Our family run farm in Wiltshire has been my home for all my 14 years of life. For as long as I can remember, I have loved anything and everything to do with nature. Four generations of Lovell’s have farmed here, and although the farm is only small, 120 acres, it has an amazing amount of wildlife and wildflowers packed into its margins and barley covered hills.

We live next door to my Grandparent’s on the farm, and my family’s passion for wildlife and farming has shaped my life, with generations before me whose work or hobbies involved different aspects of nature and agriculture, from both my Mum and my Dad’s side of the family.

As a young girl I seemed to always be happiest in a meadow full of wildflowers, snuggled in the grass checking out all the bugs and beasties! Many beautiful memories have been made on the farm, from walking through the barley, with it tickling your fingertips and playing hide and seek in the tramlines, to blackberry picking every autumn, eating more than we brought home with purple stained hands!

But there is always one time of year that that sticks out more than ever in my memories - harvest. The heat, the dust and the barley hales that seem to get stuck everywhere no matter how hard you try to get rid of them! Harvest is a focal point in a farmer’s calendar: the whole year leads towards it. It is the point when they get to see if their hard work has paid off. Over harvest a transformation takes place, changing the landscape from once a golden, sea like moving mass of barley, to an empty, stalky, but still beautiful, stubble field. The plain field makes a great bicycle track, where my siblings and I all learnt to ride our bikes. I love to sit on the bales of straw with our dog and watch the farm machinery roll past, whilst giving a cheery wave to whoever was driving it.

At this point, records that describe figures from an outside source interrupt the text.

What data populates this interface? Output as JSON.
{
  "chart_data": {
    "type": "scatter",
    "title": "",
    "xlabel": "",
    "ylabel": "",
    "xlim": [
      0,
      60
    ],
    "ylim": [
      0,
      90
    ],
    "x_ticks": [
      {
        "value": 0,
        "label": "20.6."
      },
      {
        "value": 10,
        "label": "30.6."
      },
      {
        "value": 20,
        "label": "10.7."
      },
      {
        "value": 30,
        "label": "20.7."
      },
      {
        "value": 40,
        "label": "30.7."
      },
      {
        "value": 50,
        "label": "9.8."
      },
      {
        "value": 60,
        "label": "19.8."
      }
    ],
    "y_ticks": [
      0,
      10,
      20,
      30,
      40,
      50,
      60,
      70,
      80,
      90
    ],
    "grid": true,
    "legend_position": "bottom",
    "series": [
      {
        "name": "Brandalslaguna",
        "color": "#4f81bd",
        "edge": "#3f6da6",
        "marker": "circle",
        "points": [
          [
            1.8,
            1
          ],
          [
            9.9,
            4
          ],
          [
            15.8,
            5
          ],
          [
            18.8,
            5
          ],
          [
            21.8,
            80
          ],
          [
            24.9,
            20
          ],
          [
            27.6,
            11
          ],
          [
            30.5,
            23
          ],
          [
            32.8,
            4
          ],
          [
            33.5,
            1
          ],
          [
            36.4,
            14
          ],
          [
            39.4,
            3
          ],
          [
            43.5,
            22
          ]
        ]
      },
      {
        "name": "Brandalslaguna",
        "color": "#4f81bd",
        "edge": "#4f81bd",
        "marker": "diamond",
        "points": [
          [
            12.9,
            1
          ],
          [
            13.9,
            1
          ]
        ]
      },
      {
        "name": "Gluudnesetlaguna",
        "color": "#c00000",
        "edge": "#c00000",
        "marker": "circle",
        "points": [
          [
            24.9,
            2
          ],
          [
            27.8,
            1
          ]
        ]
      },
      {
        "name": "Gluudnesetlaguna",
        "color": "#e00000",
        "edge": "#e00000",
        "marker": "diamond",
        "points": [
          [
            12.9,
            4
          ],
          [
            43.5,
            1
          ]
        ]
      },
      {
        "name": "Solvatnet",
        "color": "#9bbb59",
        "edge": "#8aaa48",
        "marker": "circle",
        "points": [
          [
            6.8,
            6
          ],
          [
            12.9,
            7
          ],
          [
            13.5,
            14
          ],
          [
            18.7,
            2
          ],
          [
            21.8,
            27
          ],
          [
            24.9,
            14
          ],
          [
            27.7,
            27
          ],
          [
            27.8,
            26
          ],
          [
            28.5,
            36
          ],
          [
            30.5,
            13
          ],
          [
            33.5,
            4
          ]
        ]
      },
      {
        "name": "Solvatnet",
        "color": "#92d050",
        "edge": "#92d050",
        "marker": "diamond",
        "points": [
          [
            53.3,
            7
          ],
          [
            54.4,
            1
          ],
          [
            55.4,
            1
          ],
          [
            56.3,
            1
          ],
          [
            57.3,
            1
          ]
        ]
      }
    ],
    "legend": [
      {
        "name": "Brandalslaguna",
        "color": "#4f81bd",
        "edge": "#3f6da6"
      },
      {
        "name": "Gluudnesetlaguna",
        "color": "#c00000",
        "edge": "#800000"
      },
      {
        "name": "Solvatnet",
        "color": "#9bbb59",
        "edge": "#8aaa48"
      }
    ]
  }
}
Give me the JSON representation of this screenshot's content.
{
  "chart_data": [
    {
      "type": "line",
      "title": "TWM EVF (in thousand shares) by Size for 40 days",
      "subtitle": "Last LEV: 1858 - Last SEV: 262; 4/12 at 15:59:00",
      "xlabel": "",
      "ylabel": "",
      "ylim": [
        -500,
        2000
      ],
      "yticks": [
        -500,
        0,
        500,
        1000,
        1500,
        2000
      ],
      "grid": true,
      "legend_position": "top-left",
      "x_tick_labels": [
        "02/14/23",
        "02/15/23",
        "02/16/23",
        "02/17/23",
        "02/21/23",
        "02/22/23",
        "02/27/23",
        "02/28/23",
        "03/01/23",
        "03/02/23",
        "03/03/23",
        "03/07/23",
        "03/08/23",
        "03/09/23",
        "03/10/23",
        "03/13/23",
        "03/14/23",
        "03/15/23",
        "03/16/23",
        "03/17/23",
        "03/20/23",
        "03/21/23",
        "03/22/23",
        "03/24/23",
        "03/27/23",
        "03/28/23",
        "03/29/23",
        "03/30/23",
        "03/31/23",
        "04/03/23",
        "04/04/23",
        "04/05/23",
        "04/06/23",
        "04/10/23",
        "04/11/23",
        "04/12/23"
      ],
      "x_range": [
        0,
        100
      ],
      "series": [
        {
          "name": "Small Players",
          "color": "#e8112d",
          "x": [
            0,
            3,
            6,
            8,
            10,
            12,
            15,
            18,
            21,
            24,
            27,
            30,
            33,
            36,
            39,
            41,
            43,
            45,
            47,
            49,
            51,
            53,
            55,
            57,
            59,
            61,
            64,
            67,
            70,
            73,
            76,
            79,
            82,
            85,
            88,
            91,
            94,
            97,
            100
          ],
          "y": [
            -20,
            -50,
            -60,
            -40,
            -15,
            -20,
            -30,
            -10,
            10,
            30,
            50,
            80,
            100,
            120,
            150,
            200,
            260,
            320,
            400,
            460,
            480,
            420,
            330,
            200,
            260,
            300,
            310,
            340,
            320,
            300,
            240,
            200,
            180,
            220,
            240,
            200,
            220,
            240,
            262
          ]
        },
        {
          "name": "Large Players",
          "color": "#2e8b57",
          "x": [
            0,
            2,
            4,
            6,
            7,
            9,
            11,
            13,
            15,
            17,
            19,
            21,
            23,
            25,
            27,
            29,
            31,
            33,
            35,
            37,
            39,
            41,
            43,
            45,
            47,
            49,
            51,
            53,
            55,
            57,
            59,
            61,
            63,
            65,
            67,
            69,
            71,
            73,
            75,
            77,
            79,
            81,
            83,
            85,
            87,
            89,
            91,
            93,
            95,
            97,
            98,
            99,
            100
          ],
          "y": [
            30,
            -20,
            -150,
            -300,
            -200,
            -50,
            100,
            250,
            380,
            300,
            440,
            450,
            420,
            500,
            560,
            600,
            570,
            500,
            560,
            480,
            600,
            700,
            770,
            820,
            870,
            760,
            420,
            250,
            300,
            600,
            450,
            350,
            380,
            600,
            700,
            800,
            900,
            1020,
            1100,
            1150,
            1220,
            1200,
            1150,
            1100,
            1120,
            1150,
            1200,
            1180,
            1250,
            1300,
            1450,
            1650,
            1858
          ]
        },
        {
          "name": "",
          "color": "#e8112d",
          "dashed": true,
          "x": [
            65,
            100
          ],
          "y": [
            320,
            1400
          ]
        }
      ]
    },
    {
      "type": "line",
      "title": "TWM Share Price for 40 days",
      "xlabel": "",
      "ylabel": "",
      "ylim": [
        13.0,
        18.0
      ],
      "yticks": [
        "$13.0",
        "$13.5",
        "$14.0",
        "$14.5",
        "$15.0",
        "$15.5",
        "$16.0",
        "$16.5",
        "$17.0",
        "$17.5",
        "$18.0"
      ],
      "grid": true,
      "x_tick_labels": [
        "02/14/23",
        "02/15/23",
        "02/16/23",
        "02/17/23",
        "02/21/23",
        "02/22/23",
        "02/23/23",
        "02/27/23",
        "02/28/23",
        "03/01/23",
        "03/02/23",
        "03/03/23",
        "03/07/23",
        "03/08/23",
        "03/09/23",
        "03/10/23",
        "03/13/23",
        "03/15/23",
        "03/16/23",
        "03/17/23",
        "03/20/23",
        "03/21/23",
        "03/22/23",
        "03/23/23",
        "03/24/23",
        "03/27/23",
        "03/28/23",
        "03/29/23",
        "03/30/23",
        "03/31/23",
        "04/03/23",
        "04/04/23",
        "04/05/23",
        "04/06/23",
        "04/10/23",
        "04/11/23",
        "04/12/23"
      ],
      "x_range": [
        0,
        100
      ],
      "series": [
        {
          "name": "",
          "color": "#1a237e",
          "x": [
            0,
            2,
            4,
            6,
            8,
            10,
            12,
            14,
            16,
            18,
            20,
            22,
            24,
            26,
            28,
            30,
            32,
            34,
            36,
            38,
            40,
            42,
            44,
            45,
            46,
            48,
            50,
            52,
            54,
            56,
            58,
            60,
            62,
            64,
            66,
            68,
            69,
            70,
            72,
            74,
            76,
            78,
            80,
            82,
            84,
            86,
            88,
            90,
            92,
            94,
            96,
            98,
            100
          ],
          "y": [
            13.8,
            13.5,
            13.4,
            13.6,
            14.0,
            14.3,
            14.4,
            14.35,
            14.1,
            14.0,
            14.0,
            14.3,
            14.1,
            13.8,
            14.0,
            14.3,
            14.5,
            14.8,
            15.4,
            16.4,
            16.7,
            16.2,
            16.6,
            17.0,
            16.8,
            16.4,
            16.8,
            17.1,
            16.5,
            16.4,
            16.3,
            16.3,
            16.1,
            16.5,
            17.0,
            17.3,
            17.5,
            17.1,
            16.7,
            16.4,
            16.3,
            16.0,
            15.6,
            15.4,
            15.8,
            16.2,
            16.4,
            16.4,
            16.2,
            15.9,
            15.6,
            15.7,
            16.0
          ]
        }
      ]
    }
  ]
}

                                           

My main job at harvest, other than shaking out occasional broken bales, is to serve the tea and cake! Me, my mum, and my granny take the truck out, loaded up with scrumptious treats and drinks, which are gratefully received by the busy farm workers!

Lockdown has affected life in many ways with not going into School or running around busily to and from evening activities. But in other ways farm life hasn’t changed at all, the animals still need looking after and the barley has kept on growing steadily, unaware of the chaos in the world at present. We have laughed more, and sometimes argued more too! But I feel that the chance to slow down has changed us for the better. It is often too easy to take the farm for granted, and it is in times like these that you really appreciate the space we have. We have had time to watch the seasons change. As spring unfurled into summer, the hedgerows and field margins have come to life, with delicate wildflowers and birds and insects and bats darting in and out of the hedgerows.

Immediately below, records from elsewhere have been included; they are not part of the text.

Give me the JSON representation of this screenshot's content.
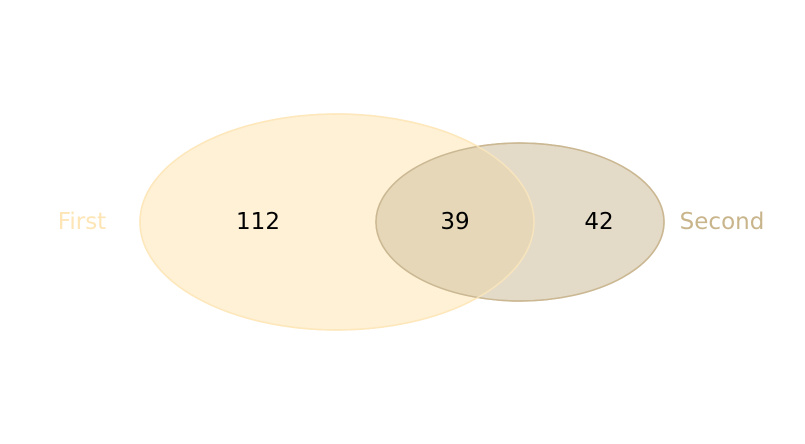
{
  "venn": {
    "type": "venn2",
    "sets": [
      {
        "id": "first",
        "label": "First",
        "only_count": "112",
        "fill_color": "#fff1d6",
        "stroke_color": "#fde7bb",
        "label_color": "#fde5b6"
      },
      {
        "id": "second",
        "label": "Second",
        "only_count": "42",
        "fill_color": "#e3dbc8",
        "stroke_color": "#cbb893",
        "label_color": "#c9b58c"
      }
    ],
    "intersection": {
      "count": "39",
      "fill_color": "#e5d7b7"
    }
  }
}
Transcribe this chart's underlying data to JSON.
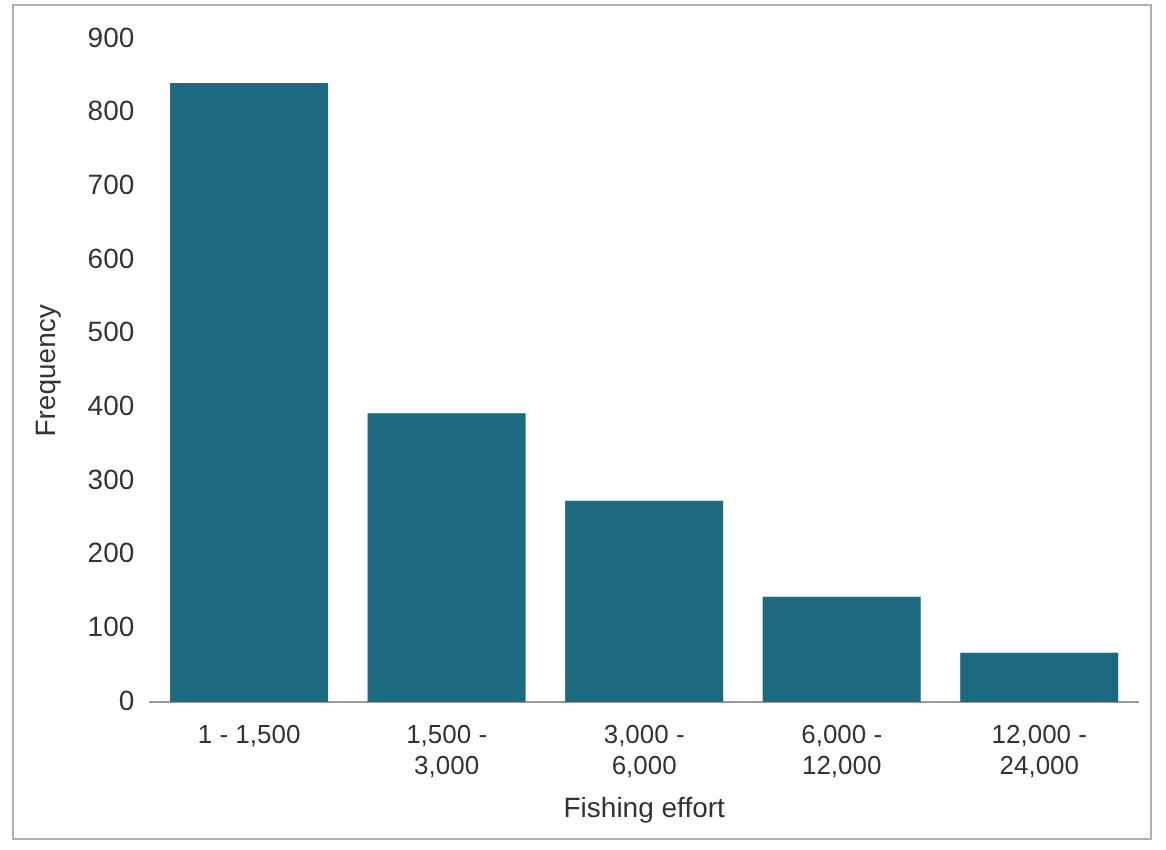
{
  "chart_data": {
    "type": "bar",
    "xlabel": "Fishing effort",
    "ylabel": "Frequency",
    "categories": [
      "1 - 1,500",
      "1,500 - 3,000",
      "3,000 - 6,000",
      "6,000 - 12,000",
      "12,000 - 24,000"
    ],
    "values": [
      840,
      392,
      273,
      143,
      67
    ],
    "color": "#1b6a80",
    "ylim": [
      0,
      900
    ],
    "yticks": [
      0,
      100,
      200,
      300,
      400,
      500,
      600,
      700,
      800,
      900
    ],
    "grid": false,
    "legend": false
  }
}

We so often seem to get caught up in the fast pace of the world that we forget the little things. In this period of lockdown, we have been able to watch the barley grow inch by inch, and the bird’s nests with their beautiful eggs turn into fluffy chicks, and then fledgling birds. We made a simple pond and watched as water beetles colonised it, and dragonflies began to visit. The birdfeeders also bring us the simple pleasure of watching the birds feasting, and then splashing in the cool water at the edge of the pond. I don’t know if this much nature was always here, or I’m just noticing it all so much more this year.

Before lockdown, I was vaguely aware of the wildlife projects that our family were involved in, but I was so busy with lessons, and homework and clubs, that I didn’t have the time to really understand the details of what was happening right on my doorstep. Walking or cycling round the farm daily, quickly became part of our new lockdown rhythm, and we got into the habit of looking with new eyes at the beauty all around us. We love watching the Corn Buntings fluttering in and out of the barley, and the
Swallows chittering in the barn, and swooping at high speed after insects. We have had the most beautiful walks in the cool of the evening with the sunset turning the barley almost orange as we went rogueing the wild oats out of the crop.

My Dad is involved with the local Wallop Brook Farmers group who are finding ways to look after the environment whilst still producing good crops. One of the projects we have been part of is sowing some rare wildflower seeds in corners of the field. I loved it when Cath Shellswell came to have a look at what was growing here, and she taught me to identify lots more wildflowers and how to do a quadrat survey.

I still love to sit in patches of grass and wildflowers as much as when I was young, and hope I can keep learning more, and that this is just the start of a lifelong love for nature and the world around us!